When we arrived here, and it became clear we’d be staying for more than just a few weeks, I began buying records again. Dasha laughed at me, saying, ‘What, didn’t you have enough of those already?’ But I really missed them. I started with early Elton John, then David Bowie, then Tom Waits. I wasn’t just buying these records to own them. For me, it was about reassembling the club—a place where all my cultural heroes are near, lying in a pile on the table. There’s this warmth they bring, this feeling of companionship. You can touch it at any moment, and you’re no longer alone.
And yes, this ties to my Belarusianness, because, God forgive me, my Belarusianness isn’t just about speaking Belarusian. It’s a place of assembly—a way of gathering things that resonate deeply with you. Bukowski and Kerouac, Miles Davis and John Coltrane—they’re all part of me, all embedded in me in some way. They’ve shaped me, and they’re inseparable from my sense of self, my sense of Belarusianness.”

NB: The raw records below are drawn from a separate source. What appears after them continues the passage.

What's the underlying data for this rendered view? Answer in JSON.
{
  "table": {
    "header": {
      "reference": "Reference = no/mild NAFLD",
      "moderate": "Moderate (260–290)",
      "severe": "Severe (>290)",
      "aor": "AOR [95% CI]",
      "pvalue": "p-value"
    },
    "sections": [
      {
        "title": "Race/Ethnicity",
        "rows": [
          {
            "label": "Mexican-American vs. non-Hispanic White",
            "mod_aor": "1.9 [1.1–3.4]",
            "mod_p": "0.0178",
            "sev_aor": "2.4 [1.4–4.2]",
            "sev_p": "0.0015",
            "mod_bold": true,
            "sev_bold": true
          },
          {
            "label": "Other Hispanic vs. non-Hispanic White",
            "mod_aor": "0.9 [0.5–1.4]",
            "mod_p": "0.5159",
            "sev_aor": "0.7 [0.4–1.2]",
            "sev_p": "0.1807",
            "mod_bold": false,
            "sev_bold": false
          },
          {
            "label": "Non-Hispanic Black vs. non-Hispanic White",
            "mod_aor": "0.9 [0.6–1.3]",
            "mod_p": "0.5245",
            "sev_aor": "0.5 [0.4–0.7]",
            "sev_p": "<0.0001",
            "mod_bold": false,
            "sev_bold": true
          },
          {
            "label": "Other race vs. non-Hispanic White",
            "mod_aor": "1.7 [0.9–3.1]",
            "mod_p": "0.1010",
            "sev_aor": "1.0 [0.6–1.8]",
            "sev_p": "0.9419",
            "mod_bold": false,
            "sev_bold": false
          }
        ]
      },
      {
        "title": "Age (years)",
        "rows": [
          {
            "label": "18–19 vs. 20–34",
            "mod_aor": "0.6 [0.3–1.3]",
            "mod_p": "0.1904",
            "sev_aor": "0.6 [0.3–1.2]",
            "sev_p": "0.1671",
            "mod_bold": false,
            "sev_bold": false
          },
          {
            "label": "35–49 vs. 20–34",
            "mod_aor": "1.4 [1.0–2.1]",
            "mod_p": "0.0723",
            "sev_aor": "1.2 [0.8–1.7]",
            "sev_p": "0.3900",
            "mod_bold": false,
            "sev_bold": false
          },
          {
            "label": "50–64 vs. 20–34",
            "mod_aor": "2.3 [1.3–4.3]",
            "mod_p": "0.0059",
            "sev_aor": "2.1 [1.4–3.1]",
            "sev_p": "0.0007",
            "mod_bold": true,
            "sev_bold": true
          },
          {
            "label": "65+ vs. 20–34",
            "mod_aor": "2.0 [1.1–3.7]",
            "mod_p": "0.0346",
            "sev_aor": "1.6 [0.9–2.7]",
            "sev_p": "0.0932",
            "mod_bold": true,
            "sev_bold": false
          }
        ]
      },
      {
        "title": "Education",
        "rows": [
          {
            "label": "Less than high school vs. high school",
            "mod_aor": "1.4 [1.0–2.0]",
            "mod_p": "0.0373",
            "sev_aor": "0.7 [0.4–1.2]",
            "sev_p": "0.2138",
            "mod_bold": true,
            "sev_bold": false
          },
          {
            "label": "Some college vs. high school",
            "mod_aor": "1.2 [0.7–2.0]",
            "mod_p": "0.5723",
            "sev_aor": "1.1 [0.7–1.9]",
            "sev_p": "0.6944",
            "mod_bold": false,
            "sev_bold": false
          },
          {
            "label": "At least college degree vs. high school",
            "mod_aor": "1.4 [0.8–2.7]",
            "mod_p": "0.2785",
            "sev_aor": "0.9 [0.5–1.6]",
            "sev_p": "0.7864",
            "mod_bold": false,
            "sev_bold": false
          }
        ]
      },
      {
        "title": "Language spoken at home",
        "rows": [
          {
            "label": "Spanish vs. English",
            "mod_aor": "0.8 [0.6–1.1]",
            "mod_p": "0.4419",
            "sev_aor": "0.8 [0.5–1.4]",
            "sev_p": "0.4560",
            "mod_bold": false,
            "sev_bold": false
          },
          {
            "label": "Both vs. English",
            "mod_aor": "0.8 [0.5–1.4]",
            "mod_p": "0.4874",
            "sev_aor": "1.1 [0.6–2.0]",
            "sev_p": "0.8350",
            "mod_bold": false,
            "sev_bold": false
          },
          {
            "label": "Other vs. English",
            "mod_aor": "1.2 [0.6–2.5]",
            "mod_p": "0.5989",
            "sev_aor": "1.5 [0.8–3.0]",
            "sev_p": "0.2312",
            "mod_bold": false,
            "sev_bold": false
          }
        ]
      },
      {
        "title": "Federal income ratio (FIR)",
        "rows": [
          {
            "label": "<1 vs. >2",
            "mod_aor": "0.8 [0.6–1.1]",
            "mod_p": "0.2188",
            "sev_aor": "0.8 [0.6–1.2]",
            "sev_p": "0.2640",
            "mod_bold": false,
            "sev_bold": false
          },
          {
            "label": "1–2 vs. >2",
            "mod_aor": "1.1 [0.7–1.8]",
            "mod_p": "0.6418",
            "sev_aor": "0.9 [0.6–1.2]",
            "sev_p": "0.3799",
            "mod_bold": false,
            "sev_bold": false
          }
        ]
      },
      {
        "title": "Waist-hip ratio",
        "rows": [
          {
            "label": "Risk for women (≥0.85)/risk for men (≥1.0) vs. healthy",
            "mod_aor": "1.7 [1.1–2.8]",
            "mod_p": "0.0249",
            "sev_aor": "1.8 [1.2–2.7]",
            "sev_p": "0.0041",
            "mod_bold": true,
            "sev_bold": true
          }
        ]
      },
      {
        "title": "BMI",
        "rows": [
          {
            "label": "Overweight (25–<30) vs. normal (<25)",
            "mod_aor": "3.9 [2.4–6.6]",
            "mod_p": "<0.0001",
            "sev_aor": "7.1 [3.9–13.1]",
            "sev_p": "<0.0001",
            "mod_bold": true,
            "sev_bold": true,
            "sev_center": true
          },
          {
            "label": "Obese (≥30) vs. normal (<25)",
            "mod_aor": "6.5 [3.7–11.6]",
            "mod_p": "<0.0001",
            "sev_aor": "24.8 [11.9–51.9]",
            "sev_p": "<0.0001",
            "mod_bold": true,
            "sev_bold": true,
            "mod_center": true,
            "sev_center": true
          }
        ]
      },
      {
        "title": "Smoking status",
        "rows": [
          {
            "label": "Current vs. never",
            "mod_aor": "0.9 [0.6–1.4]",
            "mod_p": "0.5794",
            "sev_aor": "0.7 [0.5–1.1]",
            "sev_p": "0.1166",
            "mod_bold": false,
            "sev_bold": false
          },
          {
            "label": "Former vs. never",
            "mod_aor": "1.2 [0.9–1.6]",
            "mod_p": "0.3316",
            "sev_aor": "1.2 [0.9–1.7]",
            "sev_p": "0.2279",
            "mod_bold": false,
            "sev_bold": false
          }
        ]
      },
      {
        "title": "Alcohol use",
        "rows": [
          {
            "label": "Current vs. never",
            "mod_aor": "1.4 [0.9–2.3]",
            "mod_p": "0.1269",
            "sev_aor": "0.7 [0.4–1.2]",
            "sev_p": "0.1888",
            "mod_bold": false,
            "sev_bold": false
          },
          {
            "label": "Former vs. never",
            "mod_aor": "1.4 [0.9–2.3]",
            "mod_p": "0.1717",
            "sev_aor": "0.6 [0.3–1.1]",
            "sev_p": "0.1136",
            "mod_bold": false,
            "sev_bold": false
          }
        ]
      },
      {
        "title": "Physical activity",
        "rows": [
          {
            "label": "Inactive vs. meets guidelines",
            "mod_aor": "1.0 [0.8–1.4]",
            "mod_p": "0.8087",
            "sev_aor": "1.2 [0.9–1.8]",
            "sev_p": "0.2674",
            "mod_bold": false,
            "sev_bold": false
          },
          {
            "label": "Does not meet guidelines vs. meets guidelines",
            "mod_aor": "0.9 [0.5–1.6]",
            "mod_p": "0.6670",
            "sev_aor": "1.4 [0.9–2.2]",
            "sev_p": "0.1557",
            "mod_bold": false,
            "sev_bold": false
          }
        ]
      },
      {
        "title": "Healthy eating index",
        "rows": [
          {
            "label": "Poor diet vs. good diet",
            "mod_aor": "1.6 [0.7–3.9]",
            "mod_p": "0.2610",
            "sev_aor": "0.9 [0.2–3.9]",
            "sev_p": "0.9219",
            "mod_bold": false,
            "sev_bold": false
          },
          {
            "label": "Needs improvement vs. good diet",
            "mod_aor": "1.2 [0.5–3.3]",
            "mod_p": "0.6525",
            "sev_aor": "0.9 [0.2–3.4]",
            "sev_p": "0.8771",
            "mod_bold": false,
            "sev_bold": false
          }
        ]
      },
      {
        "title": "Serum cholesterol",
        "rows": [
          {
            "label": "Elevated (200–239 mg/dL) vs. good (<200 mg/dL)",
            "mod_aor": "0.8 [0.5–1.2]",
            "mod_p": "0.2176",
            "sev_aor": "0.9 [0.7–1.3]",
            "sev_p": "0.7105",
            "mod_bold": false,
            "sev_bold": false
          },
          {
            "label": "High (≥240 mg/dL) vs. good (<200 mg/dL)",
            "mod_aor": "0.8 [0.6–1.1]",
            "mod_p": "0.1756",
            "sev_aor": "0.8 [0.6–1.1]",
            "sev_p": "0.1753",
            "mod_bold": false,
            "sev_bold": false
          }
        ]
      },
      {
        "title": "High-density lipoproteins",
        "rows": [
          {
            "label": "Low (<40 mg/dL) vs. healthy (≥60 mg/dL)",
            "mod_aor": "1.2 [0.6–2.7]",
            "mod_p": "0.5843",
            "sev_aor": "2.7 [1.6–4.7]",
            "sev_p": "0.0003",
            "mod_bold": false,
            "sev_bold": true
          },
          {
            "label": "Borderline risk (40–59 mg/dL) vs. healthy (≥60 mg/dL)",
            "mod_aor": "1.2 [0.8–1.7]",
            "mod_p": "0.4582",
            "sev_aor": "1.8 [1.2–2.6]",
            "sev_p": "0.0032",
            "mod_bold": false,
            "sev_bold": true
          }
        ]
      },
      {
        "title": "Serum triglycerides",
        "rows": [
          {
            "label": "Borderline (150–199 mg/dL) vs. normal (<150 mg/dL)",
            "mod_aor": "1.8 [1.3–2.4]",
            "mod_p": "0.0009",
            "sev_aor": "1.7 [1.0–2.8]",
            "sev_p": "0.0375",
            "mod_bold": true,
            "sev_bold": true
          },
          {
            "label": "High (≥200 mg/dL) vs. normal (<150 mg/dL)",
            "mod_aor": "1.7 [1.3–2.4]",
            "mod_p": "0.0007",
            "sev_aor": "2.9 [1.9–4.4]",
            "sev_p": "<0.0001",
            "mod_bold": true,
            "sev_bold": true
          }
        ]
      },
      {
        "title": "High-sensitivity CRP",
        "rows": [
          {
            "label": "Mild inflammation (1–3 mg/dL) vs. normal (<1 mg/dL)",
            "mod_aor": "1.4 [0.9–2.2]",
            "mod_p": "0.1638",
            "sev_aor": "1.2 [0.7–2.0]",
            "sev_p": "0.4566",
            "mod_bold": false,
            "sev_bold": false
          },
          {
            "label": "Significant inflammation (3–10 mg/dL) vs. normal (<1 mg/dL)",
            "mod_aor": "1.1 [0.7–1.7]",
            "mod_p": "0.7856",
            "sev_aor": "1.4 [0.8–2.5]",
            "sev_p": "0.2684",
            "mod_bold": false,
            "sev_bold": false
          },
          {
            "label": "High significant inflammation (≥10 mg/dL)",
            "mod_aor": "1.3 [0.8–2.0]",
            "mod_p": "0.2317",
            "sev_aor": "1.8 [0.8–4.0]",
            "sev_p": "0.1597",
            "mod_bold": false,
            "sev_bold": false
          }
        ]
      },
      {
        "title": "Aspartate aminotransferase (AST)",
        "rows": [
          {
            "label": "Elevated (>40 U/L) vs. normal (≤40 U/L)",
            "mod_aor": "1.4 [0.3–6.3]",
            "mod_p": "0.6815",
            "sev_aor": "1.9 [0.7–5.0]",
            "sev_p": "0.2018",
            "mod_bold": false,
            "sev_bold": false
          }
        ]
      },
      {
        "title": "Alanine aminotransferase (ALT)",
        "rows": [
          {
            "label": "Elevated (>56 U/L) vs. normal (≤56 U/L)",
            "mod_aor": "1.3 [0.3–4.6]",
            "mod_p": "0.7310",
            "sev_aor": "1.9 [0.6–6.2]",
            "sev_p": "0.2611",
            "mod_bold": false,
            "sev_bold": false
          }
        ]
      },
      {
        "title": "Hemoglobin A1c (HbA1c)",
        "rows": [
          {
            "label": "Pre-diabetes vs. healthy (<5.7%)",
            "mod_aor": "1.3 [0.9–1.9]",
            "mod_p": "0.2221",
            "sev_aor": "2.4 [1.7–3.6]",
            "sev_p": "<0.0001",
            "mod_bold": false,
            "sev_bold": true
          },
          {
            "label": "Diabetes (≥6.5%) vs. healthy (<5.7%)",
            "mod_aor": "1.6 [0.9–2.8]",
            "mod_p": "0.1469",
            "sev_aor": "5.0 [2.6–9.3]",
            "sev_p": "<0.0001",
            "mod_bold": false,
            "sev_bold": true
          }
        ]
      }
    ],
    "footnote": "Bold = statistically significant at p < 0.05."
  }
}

“Why Belarusianness? Isn’t part of the magic of being human that you can meet someone from Argentina who loves Davis and Coltrane just like you, and suddenly realize you see the world through almost the same eyes?”
“Yes, of course. But I’m talking about the context of origin. The things that happened to someone in Buenos Aires or San Francisco happened to me in Minsk. And then, when a match occurs”—he clapped his hands—”it creates a spark. Like when I was in Stockholm, talking to one of the leaders of the Swedish Union of Journalists. At some meeting, some banquet, after the second glass, I said, ‘Ola Håkansson.’ And he immediately replied, ‘Oh, Ola & the Janglers, ’69,’ and clapped his hands just like this. Suddenly, there was a connection. Do you know what it was through? A match—two people coming from entirely different places but meeting at a single shared point, a specific record by a specific musician of a specific era.
That’s why, for me, Belarusianness is an open project. It’s about flexibility, the ability to actively appropriate and reinterpret, to make anything your own. But no matter where we live, we will always wear Belarusian glasses.”

“What kind of glasses are these?”
“They’re the lens of experience—of the Soviet cultural province, of being from a border nation, of nurturing inner freedom. They’re the glasses of learning to escape the empire—a process that, as practice shows, never really ends.”

“And how do you imagine the endpoint of this escape?”
“I almost want to say something stupid, like ‘the Bahamas,'” he laughed, “but I think it’s more about time passing, about letting the pain subside. Right now, it still hurts—this sense of inferiority, this dependence, this humiliating subordination to the empire. But let’s leave it here; I’ve talked enough for one day.”